Sevgili Peygamberimiz buyurmuştur
ki: “Bir şeyi çok seven, elbette onu çok anar.” [Deylemî]
[Resûlullahı seven de, onu çok anar.] “Allahü teâlâ, bir kimseye söz ve
yazı sanatı ihsan ederse, Resûlullahı övsün, düşmânlarını kötülesin” hadîs-i
şerîfine uyularak, asırlardır mevlid kitapları yazılmış ve okunmuştur.
Resûlullah Efendimizin şâirleri,
Câmide, Resûlullahı öven ve kâfirleri kahreden şiirler okurlardı. Resûlullah
(sallallahü aleyhi ve sellem), bunlardan Hassân bin Sâbit hazretlerinin
şiirlerini çok beğenirdi; Mescidde, bu şâir için bir minber bile koydurmuştur.
O, bu minbere çıkar, Resûlullahı över, düşmânlarını kötülerdi. Resûlullah
Efendimiz de “Hassân’ın sözleri (şiirleri), düşmânlara oktan daha
tesîrlidir” buyururdu.
Resûlullah Efendimizi öven
çeşitli mevlid kasîdeleri vardır. Çok meşhûr olan ve Türkiye’de her
zaman okunan “Mevlid Kasîdesi”ni Süleyman Çelebi, 15. asırda yazmıştır. Hazret-i
Mevlânâ, “Mevlid okunan yerden belâlar gider” buyurmuştur.
Bu kasîdenin asr-ı saâdetten
sonra yazılmış olması, onun bid’at olmasını gerektirmez. Çünkü Resûlullah’ı
övmek ibâdettir. Her zaman O’nu övücü kasîdeler, yazılar yazılabilir. Onları da
her zaman okumak bid’at değil, sevâp olur. Mevlid-i şerîf okumak, şiir olarak
Resûlullahın dünyâya gelişini, mi’râcını, diğer bazı mu’cizelerini ve hayâtını
anlatmak, O’nu hatırlamak, O’nu övmek demektir.

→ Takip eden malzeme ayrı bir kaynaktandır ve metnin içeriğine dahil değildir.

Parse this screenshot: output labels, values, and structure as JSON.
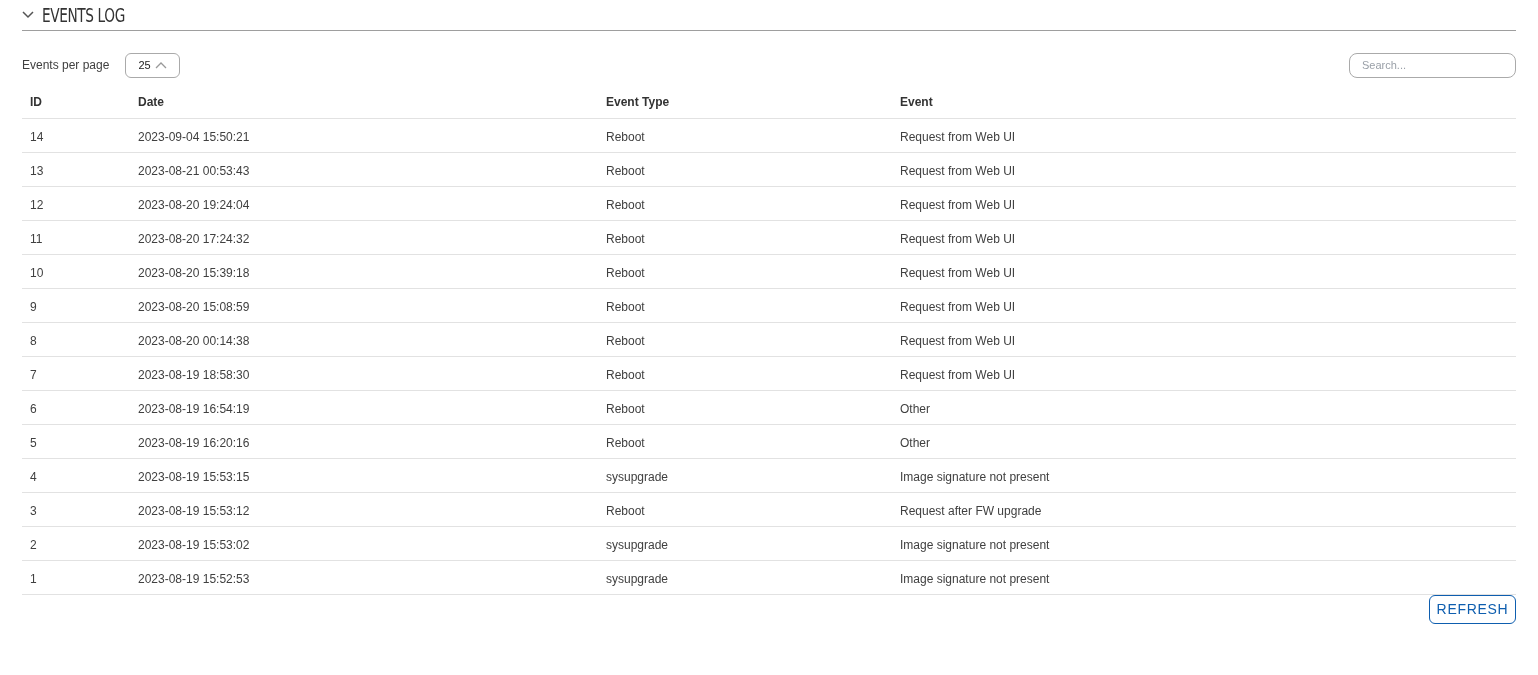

Her mü’minin, Resûlullahı çok
sevmesi gerekir. [Bu da zâten îmânının
gereğidir. Onu çok sevmek, kâmil mü’min olmanın da alâmetidir.] Bir hadîs-i
şerîfte buyuruldu ki:
“Beni ana-babasından, evlâdından
ve herkesten daha çok sevmeyen, [kâmil] mü’min olamaz.” [Buhârî]
Mevlid gecesini
ihyâ etmeli, meselâ ilim öğrenmeli, ilmihâl bilgilerini okumalı, kazâ namazları
kılmalı, Kur’ân-ı kerîm okumalı, duâ, tevbe-istiğfâr etmeli, sadaka vermeli,
Müslümânları sevindirmeli, bunların sevâplarını ölü-diri bütün mü’minlere
göndermelidir. [Cenâb-ı Hak, hepimizi onun yüksek şefâatine nâil eylesin
ve Cennet’te onunla beraber olmamızı nasip buyursun.]